Brent oil futures prices for Jan delivery edged down 45 cents or 0.5% to $84.73 a barrel while WTI oil prices for Dec delivery inched down 37 cents or 0.45% to $80.45 a barrel on Tuesday morning during Asian hours at the time of reporting. Both the benchmarks closed below 0.5% up yesterday. Brent premium over WTI changed a little to $4.45 a barrel during the session.
The crude oil benchmark indicators turned down today after clocked some gains yesterday on bearish sentiment buoyed up by recission fears from Europe compounded prevailing demand fears across the markets. Crude markets gained some support from producer’s announcement of further tightening supplies through out Dec. KSA announced to continue additional 1 Mbpd voluntary cut throughout Dec month. Russia also announced that it would be continue its additional voluntary cuts of 300000 bpd until the end of Dec.
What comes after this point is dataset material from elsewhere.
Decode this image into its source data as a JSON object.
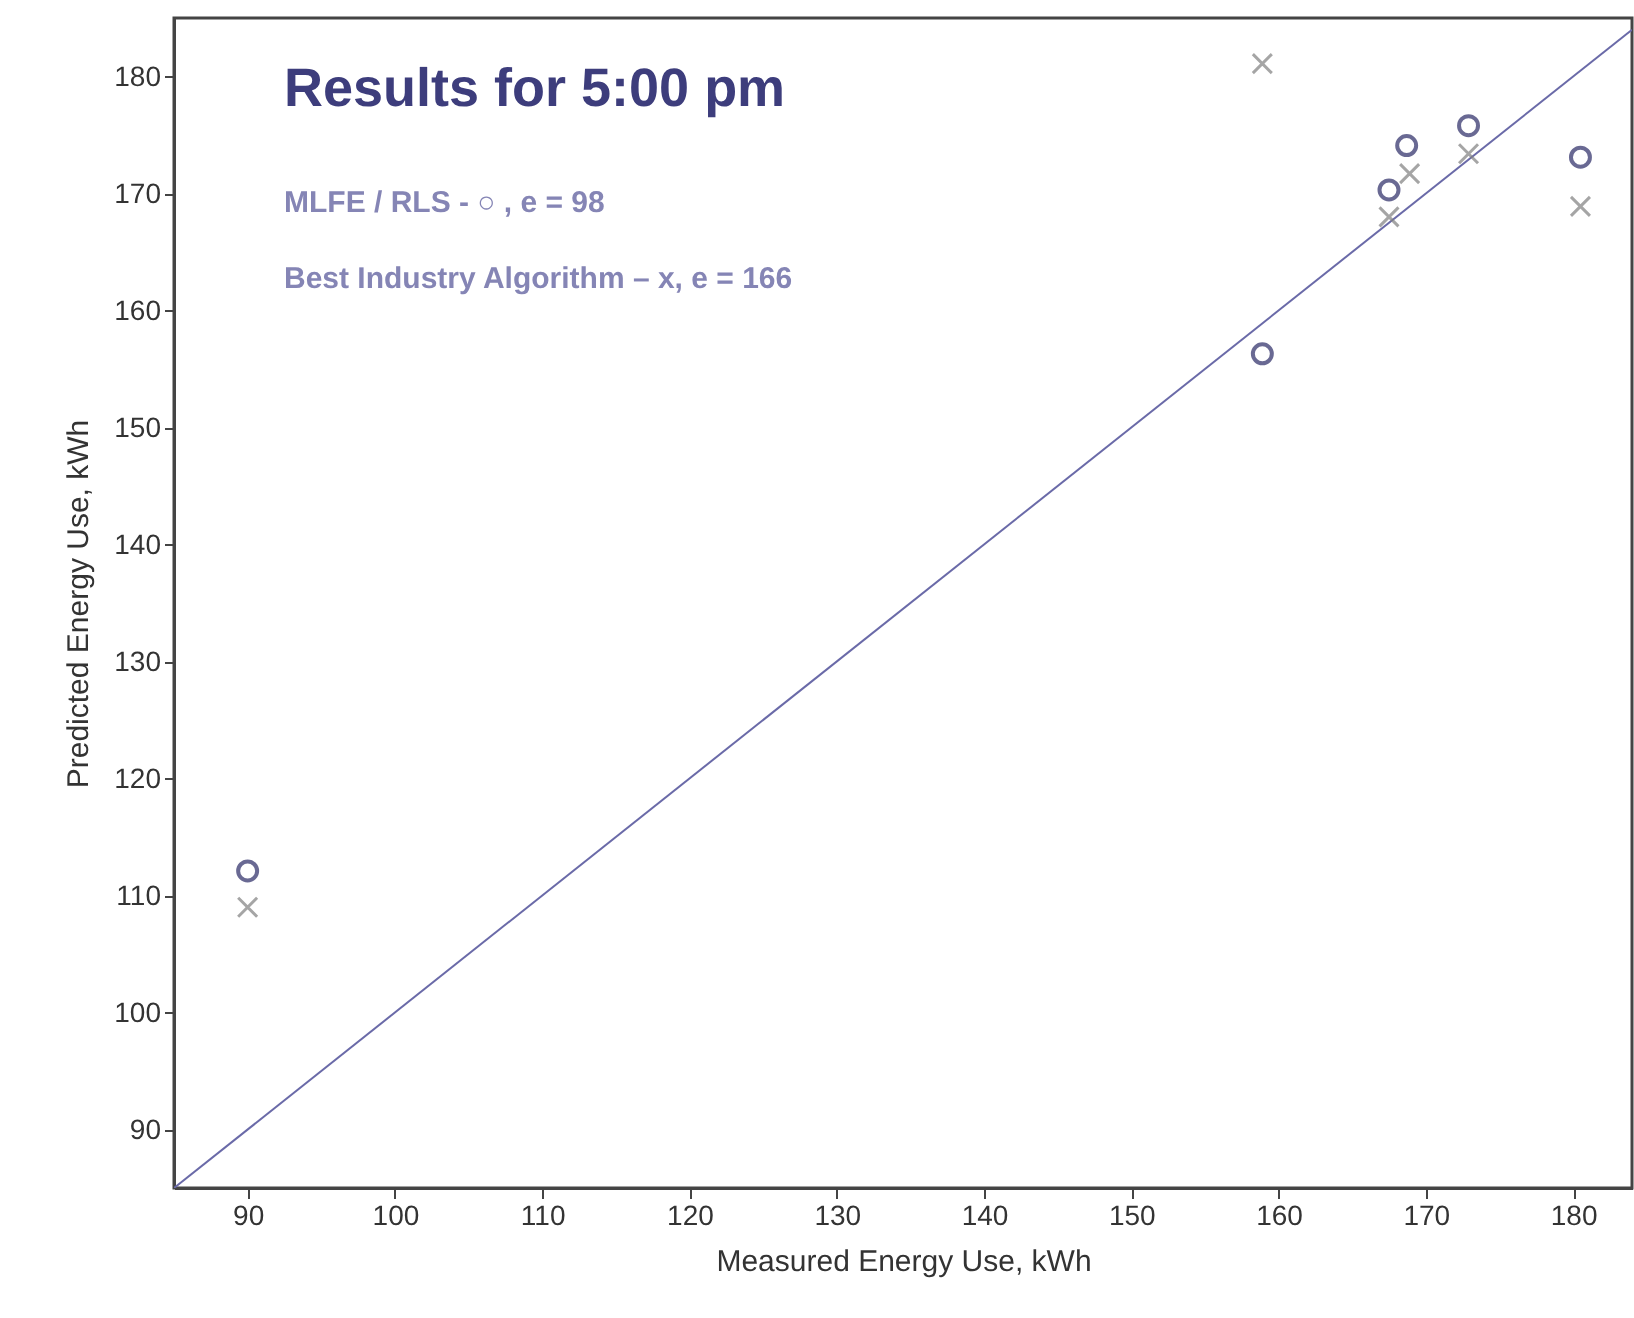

Putting some light on technicals, Investors dumped petroleum futures and options for the second week running on gloomy economic outlook and risk of wider conflict in middle east appeared to be contained. Hedge funds, Money managers and Fund mangers sold petroleum futures and options contracts over the 7 days ending on Oct 31st.
API numbers followed by EIA numbers are awaited. Markets are looking at China’s manufacturing numbers.